Frederick John Kiesler
F. Kiesler 1.jpg
F. Kiesler at the Internationale Ausstellung neuer Theatertechnik, Vienna. 1924.
Born (1890-09-22)September 22, 1890
Chernivtsi, Austria-Hungary
Died December 27, 1965(1965-12-27) (aged 75)
New York City
Nationality American
Known for Architect, Designer
Notable work Shrine of the Book (1957–65)

Frederick John Kiesler (Czernowitz or Tschernovitz, Austro-Hungarian Empire (now Chernivtsi, Ukraine), September 22, 1890 – New York City, December 27, 1965) (born as Friedrich Jacob Kiesler). Austrian-American architect, theoretician, theater designer, artist and sculptor.

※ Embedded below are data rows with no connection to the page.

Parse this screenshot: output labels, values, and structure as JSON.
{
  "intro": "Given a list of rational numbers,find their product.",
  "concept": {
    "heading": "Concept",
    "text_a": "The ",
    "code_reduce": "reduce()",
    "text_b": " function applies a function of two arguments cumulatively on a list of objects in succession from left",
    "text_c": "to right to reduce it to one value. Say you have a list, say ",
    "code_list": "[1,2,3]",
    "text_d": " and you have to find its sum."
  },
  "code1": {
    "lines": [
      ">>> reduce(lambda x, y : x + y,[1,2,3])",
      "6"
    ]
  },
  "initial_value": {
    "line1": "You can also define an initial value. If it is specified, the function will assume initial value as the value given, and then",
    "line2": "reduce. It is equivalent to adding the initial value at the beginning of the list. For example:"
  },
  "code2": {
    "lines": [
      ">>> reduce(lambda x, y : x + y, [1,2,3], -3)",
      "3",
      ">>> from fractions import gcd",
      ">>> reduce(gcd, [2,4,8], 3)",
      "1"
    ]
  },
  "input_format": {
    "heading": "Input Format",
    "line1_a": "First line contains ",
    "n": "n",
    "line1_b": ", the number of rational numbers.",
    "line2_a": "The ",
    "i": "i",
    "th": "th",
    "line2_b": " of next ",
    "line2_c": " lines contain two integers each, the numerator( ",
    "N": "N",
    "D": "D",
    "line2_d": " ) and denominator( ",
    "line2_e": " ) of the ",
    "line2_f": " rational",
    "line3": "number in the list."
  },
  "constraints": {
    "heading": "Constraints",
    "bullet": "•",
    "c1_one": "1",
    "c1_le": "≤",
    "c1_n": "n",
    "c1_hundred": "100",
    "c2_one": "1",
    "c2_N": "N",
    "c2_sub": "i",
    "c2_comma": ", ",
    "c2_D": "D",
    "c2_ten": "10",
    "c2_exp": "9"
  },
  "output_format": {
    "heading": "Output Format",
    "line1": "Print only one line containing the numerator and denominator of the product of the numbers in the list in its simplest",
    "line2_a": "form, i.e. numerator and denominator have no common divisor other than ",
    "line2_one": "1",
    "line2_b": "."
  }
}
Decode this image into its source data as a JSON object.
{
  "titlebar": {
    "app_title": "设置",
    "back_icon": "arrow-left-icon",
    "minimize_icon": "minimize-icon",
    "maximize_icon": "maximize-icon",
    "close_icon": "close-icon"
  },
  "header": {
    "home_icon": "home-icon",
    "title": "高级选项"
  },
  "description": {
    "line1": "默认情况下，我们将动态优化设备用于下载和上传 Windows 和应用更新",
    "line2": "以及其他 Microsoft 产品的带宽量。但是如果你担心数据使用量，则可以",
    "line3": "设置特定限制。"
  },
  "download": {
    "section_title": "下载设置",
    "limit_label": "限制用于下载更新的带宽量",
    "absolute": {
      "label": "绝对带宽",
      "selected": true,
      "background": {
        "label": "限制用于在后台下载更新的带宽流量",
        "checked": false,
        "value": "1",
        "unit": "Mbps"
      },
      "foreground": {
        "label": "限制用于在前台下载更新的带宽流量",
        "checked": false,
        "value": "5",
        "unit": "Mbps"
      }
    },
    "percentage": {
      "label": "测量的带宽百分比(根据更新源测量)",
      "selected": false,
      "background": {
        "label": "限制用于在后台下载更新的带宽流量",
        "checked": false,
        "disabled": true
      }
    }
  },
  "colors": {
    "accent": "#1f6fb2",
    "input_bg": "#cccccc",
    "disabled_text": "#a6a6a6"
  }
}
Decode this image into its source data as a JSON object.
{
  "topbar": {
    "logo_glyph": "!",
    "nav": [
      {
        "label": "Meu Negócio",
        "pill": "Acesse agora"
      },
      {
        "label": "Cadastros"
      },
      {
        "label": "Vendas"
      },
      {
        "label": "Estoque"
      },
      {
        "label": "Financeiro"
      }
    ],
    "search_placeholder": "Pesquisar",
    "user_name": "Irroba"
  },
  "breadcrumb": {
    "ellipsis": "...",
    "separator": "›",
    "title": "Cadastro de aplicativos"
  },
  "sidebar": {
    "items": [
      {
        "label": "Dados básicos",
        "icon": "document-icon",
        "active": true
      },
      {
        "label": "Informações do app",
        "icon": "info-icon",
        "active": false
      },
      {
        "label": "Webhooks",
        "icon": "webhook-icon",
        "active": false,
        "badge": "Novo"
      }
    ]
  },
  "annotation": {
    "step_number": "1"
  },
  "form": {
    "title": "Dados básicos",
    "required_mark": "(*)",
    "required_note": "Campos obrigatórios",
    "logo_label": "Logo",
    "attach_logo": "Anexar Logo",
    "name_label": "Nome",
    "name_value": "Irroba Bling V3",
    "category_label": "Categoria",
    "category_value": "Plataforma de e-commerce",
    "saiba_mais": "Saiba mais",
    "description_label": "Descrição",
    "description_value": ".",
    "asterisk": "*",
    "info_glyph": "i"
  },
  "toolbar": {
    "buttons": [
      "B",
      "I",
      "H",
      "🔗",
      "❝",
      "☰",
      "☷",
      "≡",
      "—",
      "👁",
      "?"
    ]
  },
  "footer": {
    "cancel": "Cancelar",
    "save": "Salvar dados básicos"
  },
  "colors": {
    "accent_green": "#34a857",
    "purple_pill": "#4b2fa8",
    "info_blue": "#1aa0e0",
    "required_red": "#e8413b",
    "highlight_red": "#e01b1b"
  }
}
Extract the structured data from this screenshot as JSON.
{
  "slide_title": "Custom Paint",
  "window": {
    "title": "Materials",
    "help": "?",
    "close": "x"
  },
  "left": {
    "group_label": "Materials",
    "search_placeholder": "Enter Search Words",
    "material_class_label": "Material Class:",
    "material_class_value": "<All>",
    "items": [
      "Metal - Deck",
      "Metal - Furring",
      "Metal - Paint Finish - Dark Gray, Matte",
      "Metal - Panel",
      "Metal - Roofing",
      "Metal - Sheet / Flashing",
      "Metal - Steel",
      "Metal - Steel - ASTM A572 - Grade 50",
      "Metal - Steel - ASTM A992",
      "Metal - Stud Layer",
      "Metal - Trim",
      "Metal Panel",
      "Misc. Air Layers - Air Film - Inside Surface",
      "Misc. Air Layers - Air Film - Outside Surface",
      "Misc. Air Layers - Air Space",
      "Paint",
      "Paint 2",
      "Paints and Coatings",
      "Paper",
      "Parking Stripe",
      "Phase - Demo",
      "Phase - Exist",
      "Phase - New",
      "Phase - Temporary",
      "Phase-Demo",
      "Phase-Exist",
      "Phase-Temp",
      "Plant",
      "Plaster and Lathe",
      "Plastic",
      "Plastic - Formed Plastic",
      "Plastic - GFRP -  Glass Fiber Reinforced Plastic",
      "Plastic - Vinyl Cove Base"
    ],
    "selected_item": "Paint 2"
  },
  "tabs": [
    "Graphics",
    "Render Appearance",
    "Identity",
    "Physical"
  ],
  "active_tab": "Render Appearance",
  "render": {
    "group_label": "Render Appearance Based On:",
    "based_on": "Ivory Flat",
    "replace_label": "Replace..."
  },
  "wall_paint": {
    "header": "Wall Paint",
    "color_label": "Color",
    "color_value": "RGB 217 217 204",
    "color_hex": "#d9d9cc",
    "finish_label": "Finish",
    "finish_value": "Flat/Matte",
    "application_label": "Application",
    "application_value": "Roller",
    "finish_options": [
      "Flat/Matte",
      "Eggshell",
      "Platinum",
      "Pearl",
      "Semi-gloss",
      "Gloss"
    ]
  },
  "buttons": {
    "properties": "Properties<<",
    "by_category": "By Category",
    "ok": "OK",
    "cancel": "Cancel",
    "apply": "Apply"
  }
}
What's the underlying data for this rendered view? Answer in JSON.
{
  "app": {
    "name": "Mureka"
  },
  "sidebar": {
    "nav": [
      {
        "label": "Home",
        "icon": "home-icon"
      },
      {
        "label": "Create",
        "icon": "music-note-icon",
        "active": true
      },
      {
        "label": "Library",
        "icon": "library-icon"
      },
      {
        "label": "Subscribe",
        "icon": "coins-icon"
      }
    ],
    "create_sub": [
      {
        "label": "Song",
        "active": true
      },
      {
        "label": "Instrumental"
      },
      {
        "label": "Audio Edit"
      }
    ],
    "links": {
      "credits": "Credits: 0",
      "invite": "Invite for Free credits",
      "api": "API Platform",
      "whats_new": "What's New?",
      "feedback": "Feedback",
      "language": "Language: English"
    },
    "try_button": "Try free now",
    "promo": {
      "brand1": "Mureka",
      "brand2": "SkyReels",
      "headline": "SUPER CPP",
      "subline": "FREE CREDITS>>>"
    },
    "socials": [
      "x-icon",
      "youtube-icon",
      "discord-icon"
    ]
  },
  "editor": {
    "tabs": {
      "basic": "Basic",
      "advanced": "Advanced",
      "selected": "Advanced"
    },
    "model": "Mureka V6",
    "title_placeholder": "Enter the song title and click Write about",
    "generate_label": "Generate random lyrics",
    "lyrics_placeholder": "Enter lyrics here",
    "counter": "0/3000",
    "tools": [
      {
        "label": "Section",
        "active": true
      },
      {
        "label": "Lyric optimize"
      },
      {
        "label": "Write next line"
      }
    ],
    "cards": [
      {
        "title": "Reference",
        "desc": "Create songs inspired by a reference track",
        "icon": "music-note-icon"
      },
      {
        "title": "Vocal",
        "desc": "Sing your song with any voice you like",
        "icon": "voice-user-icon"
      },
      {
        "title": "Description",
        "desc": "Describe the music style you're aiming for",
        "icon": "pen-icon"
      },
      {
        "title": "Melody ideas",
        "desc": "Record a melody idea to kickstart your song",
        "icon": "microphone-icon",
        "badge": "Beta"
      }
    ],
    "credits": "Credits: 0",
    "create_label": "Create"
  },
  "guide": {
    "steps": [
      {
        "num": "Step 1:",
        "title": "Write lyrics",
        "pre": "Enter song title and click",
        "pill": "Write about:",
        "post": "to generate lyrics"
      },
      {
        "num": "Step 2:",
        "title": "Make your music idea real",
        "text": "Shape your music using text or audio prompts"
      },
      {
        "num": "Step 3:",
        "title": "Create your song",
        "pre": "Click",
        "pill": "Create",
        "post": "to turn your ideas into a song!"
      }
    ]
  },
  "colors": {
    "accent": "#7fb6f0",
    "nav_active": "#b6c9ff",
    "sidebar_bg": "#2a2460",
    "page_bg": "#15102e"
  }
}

From 1908 to 1909, Kiesler studied at the Technische Hochschule in Vienna. From 1910–12, he attended painting and printmaking classes at the Akademie der bildenden Künste, both in Vienna. In July 1913, Kiesler quit the academy without having earned a diploma.

He married Stefanie (Stefi) Frischer (1896–1963) in 1920, and they moved to New York City in 1926, where he lived until his death. Kiesler collaborated there early on with the Surrealists, and with Marcel Duchamp. His writing was extensive, and his theoretical work embraced two lengthy manifestos, the article "Pseudo-Functionalism in Modern Architecture" (Partisan Review, July 1949) and the book Contemporary Art Applied to the Store and Its Display (New York: Brentano, 1930).

Stefi Kiesler died in September 1963. In 1964, the year before his death, Kiesler married Lillian Olinsey, his longtime secretary and confidante, as Stefi had advised him to do while she was still living. In May 1965, he traveled to Jerusalem for the inauguration of the Shrine of the Book; seven months later he died in New York City.

Kiesler was productive as a theater and art-exhibition designer in the 1920s in Vienna and Berlin. In 1920, he started a brief collaboration with architect Adolf Loos and, in 1923, became a member of the De Stijl group in 1923. Kiesler was friendly with many of the major figures of the European avant-garde, which may have influenced his heretical approach to artistic theories and practices.